En 1308, Philippe-le-Bel achète la tour rebaptisée Tour de Nesle (ou Hôtel de Nesle) d’après le nom du prévôt de l’Isle (Île-de-France). C’est en ce lieu que se rencontrent les belles-filles du roi et leurs amants. En 1319, alors que les protagonistes de l’affaire sont morts ou cloîtrés, Jeanne II de Bourgogne la reçoit en cadeau de la part de son époux, Philippe V.
L’hôtel de Nesle a maintes fois changé de propriétaires et a été notamment la résidence du roi Jean II dit Le Bon, du Duc de Berry qui y fait construire la Grande Galerie, d’Isabeau de Bavière, du duc François 1er de Bretagne et du Duc de Bourgogne Charles-le-Téméraire.

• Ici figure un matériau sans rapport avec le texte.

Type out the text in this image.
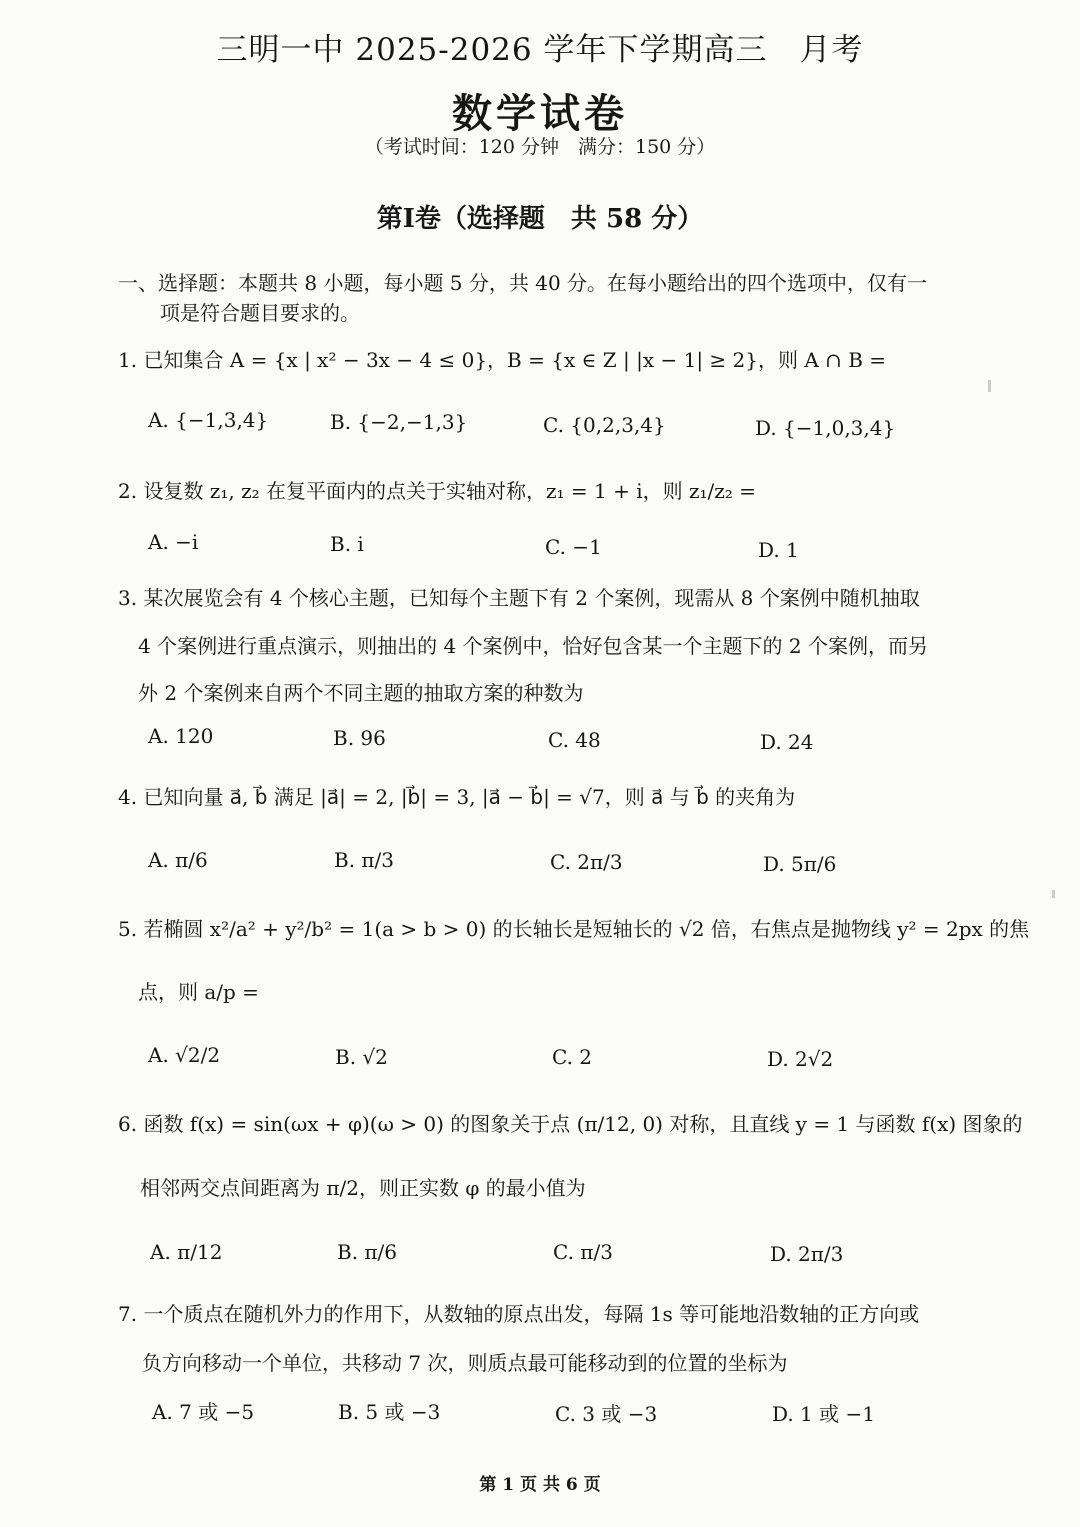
三明一中 2025-2026 学年下学期高三　月考
数学试卷
（考试时间：120 分钟　满分：150 分）
第Ⅰ卷（选择题　共 58 分）
一、选择题：本题共 8 小题，每小题 5 分，共 40 分。在每小题给出的四个选项中，仅有一
项是符合题目要求的。
1. 已知集合 A = {x | x² − 3x − 4 ≤ 0}，B = {x ∈ Z | |x − 1| ≥ 2}，则 A ∩ B =
A. {−1,3,4}	B. {−2,−1,3}	C. {0,2,3,4}	D. {−1,0,3,4}
2. 设复数 z₁, z₂ 在复平面内的点关于实轴对称，z₁ = 1 + i，则 z₁/z₂ =
A. −i	B. i	C. −1	D. 1
3. 某次展览会有 4 个核心主题，已知每个主题下有 2 个案例，现需从 8 个案例中随机抽取
4 个案例进行重点演示，则抽出的 4 个案例中，恰好包含某一个主题下的 2 个案例，而另
外 2 个案例来自两个不同主题的抽取方案的种数为
A. 120	B. 96	C. 48	D. 24
4. 已知向量 a⃗, b⃗ 满足 |a⃗| = 2, |b⃗| = 3, |a⃗ − b⃗| = √7，则 a⃗ 与 b⃗ 的夹角为
A. π/6	B. π/3	C. 2π/3	D. 5π/6
5. 若椭圆 x²/a² + y²/b² = 1(a > b > 0) 的长轴长是短轴长的 √2 倍，右焦点是抛物线 y² = 2px 的焦
点，则 a/p =
A. √2/2	B. √2	C. 2	D. 2√2
6. 函数 f(x) = sin(ωx + φ)(ω > 0) 的图象关于点 (π/12, 0) 对称，且直线 y = 1 与函数 f(x) 图象的
相邻两交点间距离为 π/2，则正实数 φ 的最小值为
A. π/12	B. π/6	C. π/3	D. 2π/3
7. 一个质点在随机外力的作用下，从数轴的原点出发，每隔 1s 等可能地沿数轴的正方向或
负方向移动一个单位，共移动 7 次，则质点最可能移动到的位置的坐标为
A. 7 或 −5	B. 5 或 −3	C. 3 或 −3	D. 1 或 −1
第 1 页 共 6 页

Au 16ème siècle, la tour est délaissée et utilisée probablement par les pêcheurs ou les lingères. Elle est finalement démontée en 1663 pour laisser la place à la Bibliothèque Mazarine et au collège des Quatre-Nations qui a été depuis transformé en siège de l’Institut de France (quai de Conti).
Il ne reste aujourd’hui qu’une plaque commémorative apposée sur la façade du Palais de L’Institut pour rappeler l’emplacement de la Tour de Nesle qui fut le théâtre des ébats de jeunes princesses volages et inconscientes.

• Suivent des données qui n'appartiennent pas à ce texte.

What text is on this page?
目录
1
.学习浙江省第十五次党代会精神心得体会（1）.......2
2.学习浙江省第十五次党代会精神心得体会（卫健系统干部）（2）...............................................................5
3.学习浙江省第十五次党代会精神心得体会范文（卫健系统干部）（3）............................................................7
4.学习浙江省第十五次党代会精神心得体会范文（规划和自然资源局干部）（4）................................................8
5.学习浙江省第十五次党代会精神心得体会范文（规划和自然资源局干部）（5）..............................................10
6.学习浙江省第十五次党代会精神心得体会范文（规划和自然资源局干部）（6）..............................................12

L’affaire de la Tour de Nesle a inspiré de nombreux artistes et écrivains dont le poète François Villon qui écrit dans sa « Ballade des dames du temps jadis » :
Ou est la très sage Hellois
Pour qui chastré fut et puis moyne
Pierre Esbaillard a Saint Denis ?
Pour son amour ot ceste essoyne.
Semblablement, ou est la royne
Qui commanda que Buridan
Fust geté en ung sac en Saine ?
Mais ou sont les neiges d’antan ?
La royne Blanche comme lis
Qui chantoit a voix de seraine, (…)
Elle est également à l’origine de la pièce en cinq actes d’Alexandre Dumas et Frédéric Gaillardet intitulée « La Tour de Nesle ».Elle raconte l’histoire de Marguerite de Bourgogne mais prend de grandes libertés par rapport à la réalité des faits.